Kristof and WuDunn repeatedly invoke the abolitionist project. Besides stirring emotions, the antislavery lens permits Americans to see an urgent obligation. When the West cares as much about sex slavery as it does about pirated DVDs, India “will dispatch people to the borders to stop traffickers,” they predict. “We single out the West because, even though we’re peripheral to the slavery, our action is necessary to overcome a horrific evil.” As proof, they detail how American diplomats and Congress spurred the Cambodian police to crack down on brothel owners. “Simply asking questions put the issue on the agenda.”
So it comes as a disappointment when Kristof and WuDunn seem to cut short their own questions. They entitle one of their chapters “Is Islam Misogynistic?” Their answer: Because ultraconservative Saudi Arabia has outlawed slaves, the Koran must be open to progressive interpretations on other human rights issues, like women’s equality.
The trouble is, laws ring hollow if they’re not enforced, something Kristof and WuDunn robustly recognize about female genital mutilation in Africa. Why not acknowledge the same about Saudi Arabia’s often appalling treatment of female domestic workers, whose condition Human Rights Watch has deemed “slavery-like”? Could their silence be traced to the “scolding” that Kristof received from a group of Muslim women in Riyadh?
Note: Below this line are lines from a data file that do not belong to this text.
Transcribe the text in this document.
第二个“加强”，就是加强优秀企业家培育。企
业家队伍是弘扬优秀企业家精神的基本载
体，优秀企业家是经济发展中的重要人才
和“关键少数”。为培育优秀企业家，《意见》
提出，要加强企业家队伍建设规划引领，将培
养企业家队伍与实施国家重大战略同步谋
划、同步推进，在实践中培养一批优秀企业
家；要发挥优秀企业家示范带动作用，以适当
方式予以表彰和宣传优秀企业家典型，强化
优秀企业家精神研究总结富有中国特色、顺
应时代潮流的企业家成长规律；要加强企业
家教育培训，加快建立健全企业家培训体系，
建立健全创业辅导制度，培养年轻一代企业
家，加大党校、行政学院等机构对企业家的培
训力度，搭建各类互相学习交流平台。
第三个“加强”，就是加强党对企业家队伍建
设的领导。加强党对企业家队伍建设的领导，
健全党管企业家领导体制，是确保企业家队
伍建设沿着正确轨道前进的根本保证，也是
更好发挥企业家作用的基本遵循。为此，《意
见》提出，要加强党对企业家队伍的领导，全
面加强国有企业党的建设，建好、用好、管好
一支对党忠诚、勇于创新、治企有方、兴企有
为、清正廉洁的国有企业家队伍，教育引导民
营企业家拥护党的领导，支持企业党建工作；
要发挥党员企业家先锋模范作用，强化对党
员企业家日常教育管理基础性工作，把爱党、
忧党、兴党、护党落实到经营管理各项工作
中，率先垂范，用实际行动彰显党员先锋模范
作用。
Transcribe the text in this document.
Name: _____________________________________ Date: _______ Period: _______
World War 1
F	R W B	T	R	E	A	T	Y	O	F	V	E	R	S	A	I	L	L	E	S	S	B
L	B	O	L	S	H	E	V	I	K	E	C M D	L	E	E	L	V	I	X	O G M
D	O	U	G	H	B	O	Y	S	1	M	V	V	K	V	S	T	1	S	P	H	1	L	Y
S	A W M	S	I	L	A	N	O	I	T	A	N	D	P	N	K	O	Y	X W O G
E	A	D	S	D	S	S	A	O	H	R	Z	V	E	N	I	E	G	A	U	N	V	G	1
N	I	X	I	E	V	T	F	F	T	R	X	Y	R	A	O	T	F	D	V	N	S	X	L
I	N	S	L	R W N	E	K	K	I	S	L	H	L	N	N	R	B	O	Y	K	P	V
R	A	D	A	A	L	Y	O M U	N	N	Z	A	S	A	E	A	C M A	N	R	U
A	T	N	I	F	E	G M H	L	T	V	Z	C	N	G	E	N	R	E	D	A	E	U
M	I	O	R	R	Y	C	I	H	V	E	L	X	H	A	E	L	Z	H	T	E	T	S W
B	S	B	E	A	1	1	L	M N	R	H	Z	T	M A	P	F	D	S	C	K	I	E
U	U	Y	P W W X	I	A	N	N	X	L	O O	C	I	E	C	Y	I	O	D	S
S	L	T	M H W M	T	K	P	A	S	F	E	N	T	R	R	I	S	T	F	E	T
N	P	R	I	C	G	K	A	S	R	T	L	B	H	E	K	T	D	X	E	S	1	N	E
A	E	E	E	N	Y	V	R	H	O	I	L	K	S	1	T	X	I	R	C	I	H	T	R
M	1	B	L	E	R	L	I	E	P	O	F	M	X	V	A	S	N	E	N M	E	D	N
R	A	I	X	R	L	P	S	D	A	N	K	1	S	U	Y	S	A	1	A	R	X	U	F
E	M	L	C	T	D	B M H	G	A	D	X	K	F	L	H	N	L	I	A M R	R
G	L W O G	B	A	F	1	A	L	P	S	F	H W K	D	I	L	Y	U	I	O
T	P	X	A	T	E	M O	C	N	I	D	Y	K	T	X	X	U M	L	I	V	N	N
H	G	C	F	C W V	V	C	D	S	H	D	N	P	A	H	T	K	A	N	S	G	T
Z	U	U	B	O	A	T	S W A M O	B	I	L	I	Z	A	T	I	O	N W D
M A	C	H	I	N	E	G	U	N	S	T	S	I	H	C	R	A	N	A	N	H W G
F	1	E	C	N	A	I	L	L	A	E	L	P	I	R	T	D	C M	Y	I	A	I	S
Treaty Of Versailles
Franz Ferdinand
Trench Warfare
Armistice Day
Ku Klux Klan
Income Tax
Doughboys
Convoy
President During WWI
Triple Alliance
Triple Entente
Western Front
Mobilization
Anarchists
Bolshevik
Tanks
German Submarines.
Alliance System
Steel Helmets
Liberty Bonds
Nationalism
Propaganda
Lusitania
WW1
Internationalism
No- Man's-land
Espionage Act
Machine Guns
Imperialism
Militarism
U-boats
One of them insists to him that Saudi Arabia’s ban on female drivers, and the related effects of a profoundly patriarchal culture, “are our problems, not yours.” Kristof doesn’t appear to question her. Yet later, he and WuDunn link “the boom in Muslim terrorists” to “the broader marginalization of women,” recalling that the ringleader of the 9/11 hijackers cited a teaching about well-endowed virgins awaiting male martyrs in heaven.
Clearly, a connection can be drawn between global security and certain cultural customs in the Middle East. In that case, Muslim women’s problems are everyone’s problems. Despite all their reminders of our interdependence as humans, Kristof and WuDunn miss an excellent chance to help fellow progressives build backbone.
Perhaps a different encounter should be arranged for the two authors — with a Muslim woman in Sweden who hides immigrant Arab girls threatened by honor killings. She told me that many Western feminists condemn her because, she believes, they care more about looking tolerant than about saving lives. In confronting the failings of multiculturalism, secularists could move forward with evangelicals, as abolitionists did almost 200 years ago. Imagine the potential for progress.
Irshad Manji, a scholar with the Robert F. Wagner School of Public Service at New York University, is the author of “The Trouble With Islam Today: A Muslim’s Call for Reform in Her Faith.”